L’anecdote : le titre symbolise le cheval sauvage qu’incarnent les cinq héroïnes avec leur tempérament indomptable, libre et fougueux. Leurs chevelures pouvant largement être assimilées à des crinières.

2016 -Divines

De Houda Benyamina avec Oukaya Amanra et Kevin Mischel

Le pitch : dans un ghetto où se côtoient trafics et religion, Dounia a une ambition débordante. Soutenue par sa meilleure amie, elle va se décider à suivre les traces de Rebecca, une dealeuse respectée. Sa rencontre avec Djigui, un jeune danseur troublant de sensualité, va bouleverser son quotidien.

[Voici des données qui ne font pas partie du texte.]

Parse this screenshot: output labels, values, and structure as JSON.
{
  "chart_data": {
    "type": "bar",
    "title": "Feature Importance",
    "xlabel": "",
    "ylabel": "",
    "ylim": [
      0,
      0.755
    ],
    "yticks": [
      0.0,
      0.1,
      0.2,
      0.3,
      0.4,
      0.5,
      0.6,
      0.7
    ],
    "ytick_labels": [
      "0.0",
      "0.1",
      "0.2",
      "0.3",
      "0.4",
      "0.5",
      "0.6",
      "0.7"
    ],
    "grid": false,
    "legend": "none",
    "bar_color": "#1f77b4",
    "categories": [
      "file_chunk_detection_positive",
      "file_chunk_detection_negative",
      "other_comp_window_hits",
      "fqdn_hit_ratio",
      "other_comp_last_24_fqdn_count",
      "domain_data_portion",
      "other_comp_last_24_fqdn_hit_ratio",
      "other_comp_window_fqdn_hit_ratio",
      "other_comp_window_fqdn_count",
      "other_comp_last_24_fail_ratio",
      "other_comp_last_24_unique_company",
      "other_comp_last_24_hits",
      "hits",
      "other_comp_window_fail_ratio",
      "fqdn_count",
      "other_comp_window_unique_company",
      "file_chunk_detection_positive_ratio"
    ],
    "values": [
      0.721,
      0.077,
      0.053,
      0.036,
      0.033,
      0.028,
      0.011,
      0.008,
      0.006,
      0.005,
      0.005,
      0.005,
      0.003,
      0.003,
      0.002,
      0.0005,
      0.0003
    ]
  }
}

Avec ce premier film sorti en salles, la réalisatrice et scénariste Houda Benyamina, offre avec Divines, un film coup de poing, brutal, mais qui laisse également toute sa place à la générosité et l’humour. Une première œuvre qui sera récompensée par la Caméra d’or au 69e Festival de Cannes.

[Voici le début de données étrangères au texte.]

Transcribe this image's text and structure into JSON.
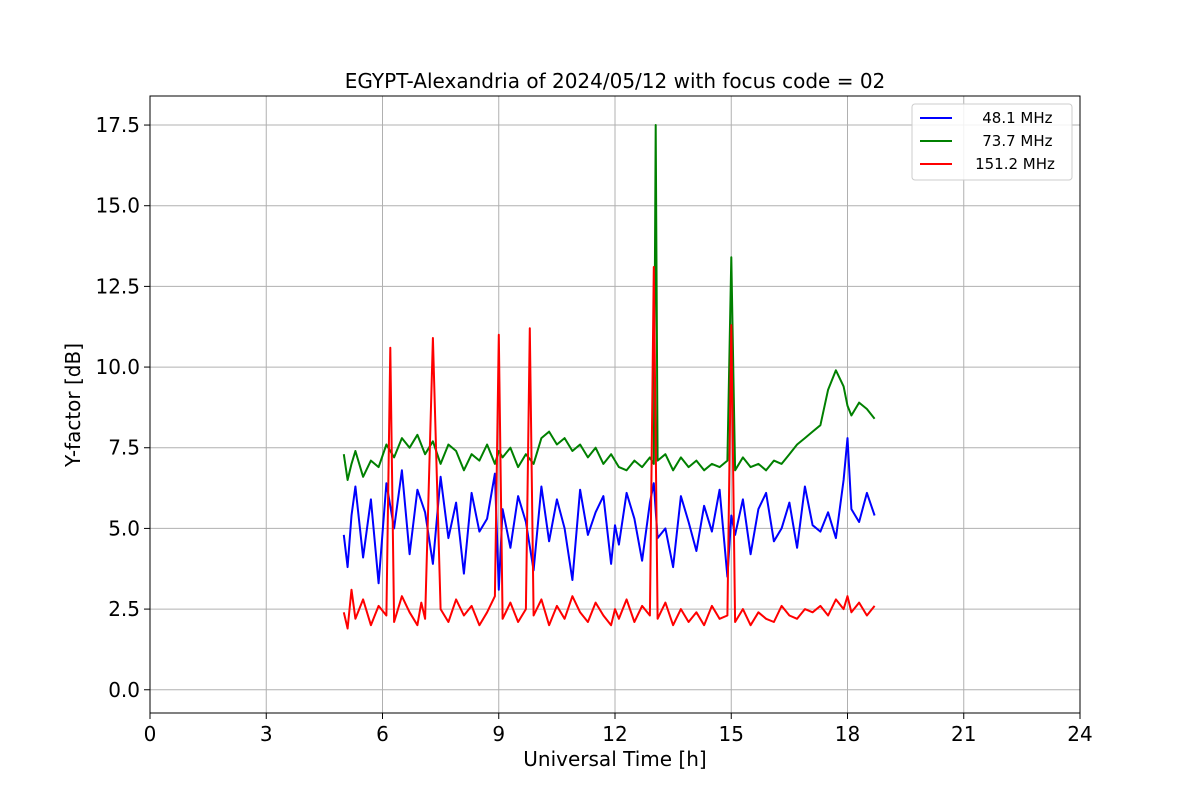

La déclaration : « On s’est pris pas mal de fous rires avec Houda quand elle a découvert mes premières propositions. Elle me disait « Mais attends, y a que chez toi qu’on parle comme ça ! » Elle m’a poussé vers quelque chose de plus radical.» a déclaré le scénariste Romain Compingt

2017 – Au Revoir Là-haut

Film français de et avec Alpert Dupontel et Nahuel Perez Biscayart

Le pitch : après le Première guerre mondiale, deux soldats rescapés, l’un dessinateur de génie mais défiguré, l’autre modeste comptable, décident de monter une arnaque aux monuments aux morts. Dans la France des années folles, l’entreprise va se révéler aussi dangereuse que spectaculaire.

Tiré du roman éponyme et lauréat du prix Goncourt de Pierre Lemaître, Au Revoir Là-haut est à ce jour, la meilleure réalisation d’Albert Dupontel. Populaire mais spectaculaire, le film nous emporte avec bonheur dans un univers très personnel au cinéaste, entre comédie, tragédie et poésie.

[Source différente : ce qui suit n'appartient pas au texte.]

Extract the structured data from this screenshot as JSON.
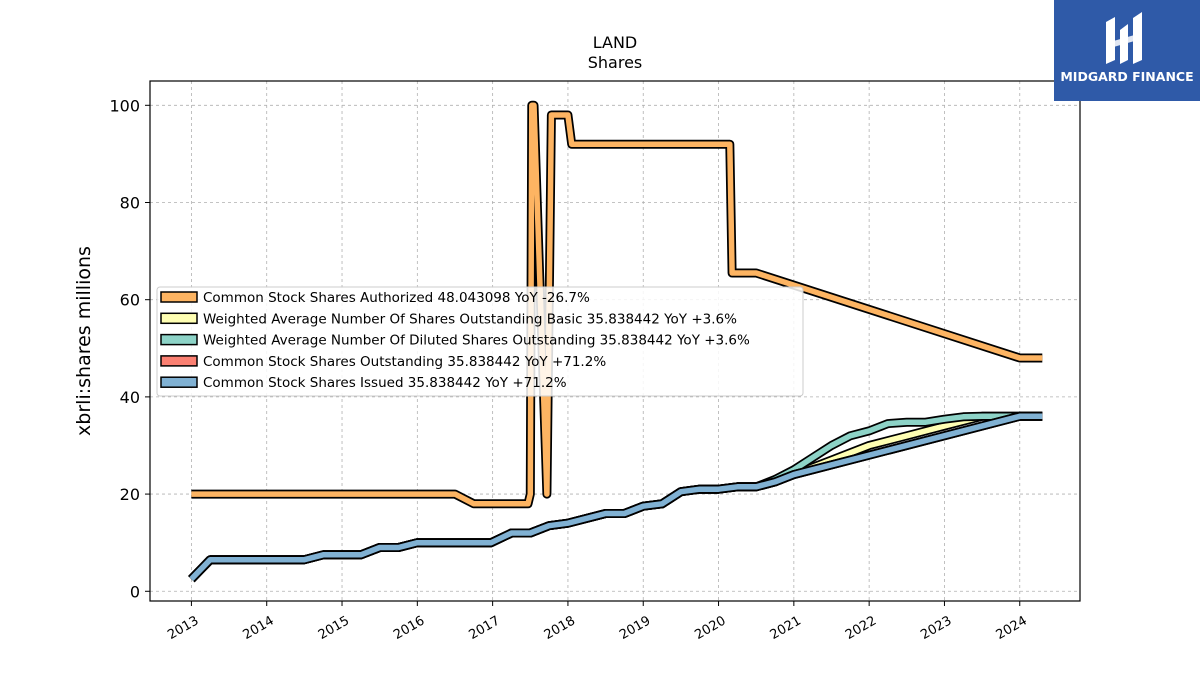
{
  "logo": {
    "text": "MIDGARD FINANCE",
    "color": "#2f5aa8"
  },
  "chart_data": {
    "type": "line",
    "title": "LAND",
    "subtitle": "Shares",
    "ylabel": "xbrli:shares millions",
    "xlim": [
      2012.45,
      2024.8
    ],
    "ylim": [
      -2,
      105
    ],
    "yticks": [
      0,
      20,
      40,
      60,
      80,
      100
    ],
    "xticks": [
      "2013",
      "2014",
      "2015",
      "2016",
      "2017",
      "2018",
      "2019",
      "2020",
      "2021",
      "2022",
      "2023",
      "2024"
    ],
    "grid": true,
    "legend_position": "center-left",
    "series": [
      {
        "name": "Common Stock Shares Authorized",
        "legend": "Common Stock Shares Authorized  48.043098 YoY -26.7%",
        "color": "#fdb462",
        "points": [
          [
            2013.0,
            20
          ],
          [
            2016.5,
            20
          ],
          [
            2016.75,
            18
          ],
          [
            2017.47,
            18
          ],
          [
            2017.5,
            20
          ],
          [
            2017.52,
            100
          ],
          [
            2017.55,
            100
          ],
          [
            2017.72,
            20
          ],
          [
            2017.78,
            98
          ],
          [
            2018.0,
            98
          ],
          [
            2018.05,
            92
          ],
          [
            2020.15,
            92
          ],
          [
            2020.18,
            65.5
          ],
          [
            2020.5,
            65.5
          ],
          [
            2024.0,
            48
          ],
          [
            2024.3,
            48
          ]
        ]
      },
      {
        "name": "Weighted Average Number Of Shares Outstanding Basic",
        "legend": "Weighted Average Number Of Shares Outstanding Basic  35.838442 YoY +3.6%",
        "color": "#ffffb3",
        "points": [
          [
            2013.0,
            2.5
          ],
          [
            2013.25,
            6.5
          ],
          [
            2014.5,
            6.5
          ],
          [
            2014.75,
            7.5
          ],
          [
            2015.25,
            7.5
          ],
          [
            2015.5,
            9
          ],
          [
            2015.75,
            9
          ],
          [
            2016.0,
            10
          ],
          [
            2016.98,
            10
          ],
          [
            2017.25,
            12
          ],
          [
            2017.5,
            12
          ],
          [
            2017.75,
            13.5
          ],
          [
            2018.0,
            14
          ],
          [
            2018.5,
            16
          ],
          [
            2018.75,
            16
          ],
          [
            2019.0,
            17.5
          ],
          [
            2019.25,
            18
          ],
          [
            2019.5,
            20.5
          ],
          [
            2019.75,
            21
          ],
          [
            2020.0,
            21
          ],
          [
            2020.25,
            21.5
          ],
          [
            2020.5,
            21.5
          ],
          [
            2020.75,
            22.5
          ],
          [
            2021.0,
            24
          ],
          [
            2021.5,
            27
          ],
          [
            2022.0,
            30
          ],
          [
            2022.5,
            32
          ],
          [
            2023.0,
            34
          ],
          [
            2023.5,
            36
          ],
          [
            2024.0,
            36
          ],
          [
            2024.3,
            36
          ]
        ]
      },
      {
        "name": "Weighted Average Number Of Diluted Shares Outstanding",
        "legend": "Weighted Average Number Of Diluted Shares Outstanding  35.838442 YoY +3.6%",
        "color": "#8dd3c7",
        "points": [
          [
            2013.0,
            2.5
          ],
          [
            2013.25,
            6.5
          ],
          [
            2014.5,
            6.5
          ],
          [
            2014.75,
            7.5
          ],
          [
            2015.25,
            7.5
          ],
          [
            2015.5,
            9
          ],
          [
            2015.75,
            9
          ],
          [
            2016.0,
            10
          ],
          [
            2016.98,
            10
          ],
          [
            2017.25,
            12
          ],
          [
            2017.5,
            12
          ],
          [
            2017.75,
            13.5
          ],
          [
            2018.0,
            14
          ],
          [
            2018.5,
            16
          ],
          [
            2018.75,
            16
          ],
          [
            2019.0,
            17.5
          ],
          [
            2019.25,
            18
          ],
          [
            2019.5,
            20.5
          ],
          [
            2019.75,
            21
          ],
          [
            2020.0,
            21
          ],
          [
            2020.25,
            21.5
          ],
          [
            2020.5,
            21.5
          ],
          [
            2020.75,
            23
          ],
          [
            2021.0,
            25
          ],
          [
            2021.25,
            27.5
          ],
          [
            2021.5,
            30
          ],
          [
            2021.75,
            32
          ],
          [
            2022.0,
            33
          ],
          [
            2022.25,
            34.5
          ],
          [
            2022.5,
            34.8
          ],
          [
            2022.75,
            34.8
          ],
          [
            2023.0,
            35.4
          ],
          [
            2023.25,
            35.9
          ],
          [
            2023.5,
            36
          ],
          [
            2024.0,
            36
          ],
          [
            2024.3,
            36
          ]
        ]
      },
      {
        "name": "Common Stock Shares Outstanding",
        "legend": "Common Stock Shares Outstanding  35.838442 YoY +71.2%",
        "color": "#fb8072",
        "points": [
          [
            2013.0,
            2.5
          ],
          [
            2013.25,
            6.5
          ],
          [
            2014.5,
            6.5
          ],
          [
            2014.75,
            7.5
          ],
          [
            2015.25,
            7.5
          ],
          [
            2015.5,
            9
          ],
          [
            2015.75,
            9
          ],
          [
            2016.0,
            10
          ],
          [
            2016.98,
            10
          ],
          [
            2017.25,
            12
          ],
          [
            2017.5,
            12
          ],
          [
            2017.75,
            13.5
          ],
          [
            2018.0,
            14
          ],
          [
            2018.5,
            16
          ],
          [
            2018.75,
            16
          ],
          [
            2019.0,
            17.5
          ],
          [
            2019.25,
            18
          ],
          [
            2019.5,
            20.5
          ],
          [
            2019.75,
            21
          ],
          [
            2020.0,
            21
          ],
          [
            2020.25,
            21.5
          ],
          [
            2020.5,
            21.5
          ],
          [
            2020.75,
            22.5
          ],
          [
            2021.0,
            24
          ],
          [
            2024.0,
            36
          ],
          [
            2024.3,
            36
          ]
        ]
      },
      {
        "name": "Common Stock Shares Issued",
        "legend": "Common Stock Shares Issued  35.838442 YoY +71.2%",
        "color": "#80b1d3",
        "points": [
          [
            2013.0,
            2.5
          ],
          [
            2013.25,
            6.5
          ],
          [
            2014.5,
            6.5
          ],
          [
            2014.75,
            7.5
          ],
          [
            2015.25,
            7.5
          ],
          [
            2015.5,
            9
          ],
          [
            2015.75,
            9
          ],
          [
            2016.0,
            10
          ],
          [
            2016.98,
            10
          ],
          [
            2017.25,
            12
          ],
          [
            2017.5,
            12
          ],
          [
            2017.75,
            13.5
          ],
          [
            2018.0,
            14
          ],
          [
            2018.5,
            16
          ],
          [
            2018.75,
            16
          ],
          [
            2019.0,
            17.5
          ],
          [
            2019.25,
            18
          ],
          [
            2019.5,
            20.5
          ],
          [
            2019.75,
            21
          ],
          [
            2020.0,
            21
          ],
          [
            2020.25,
            21.5
          ],
          [
            2020.5,
            21.5
          ],
          [
            2020.75,
            22.5
          ],
          [
            2021.0,
            24
          ],
          [
            2024.0,
            36
          ],
          [
            2024.3,
            36
          ]
        ]
      }
    ]
  }
}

La déclaration : « En plus de mon énorme plaisir de lecteur, je trouvais le livre extrêmement inspirant. J’y ai vu un pamphlet élégamment déguisé contre l’époque actuelle. Tous les personnages me paraissaient d’une modernité confondante. Une petite minorité, cupide et avide, domine le monde, les multinationales actuelles sont remplies de Pradelle et de Marcel Péricourt, sans foi ni loi, qui font souffrir les innombrables Maillard qui eux aussi persévèrent à survivre à travers les siècles. » Signé Albert Dupontel

2018 – Les Chatouilles

Film français d’Andréa Bescond et Eric Métayer avec Andréa Besond et Karin Viard

Le pitch : Odette a huit ans. Elle est passionnée de danse. Mais un jour, un ami de la famille commence à abuser d’elle sexuellement, ce qui change le cours de sa vie. Comment devenir une grande danseuse et se reconstruire ?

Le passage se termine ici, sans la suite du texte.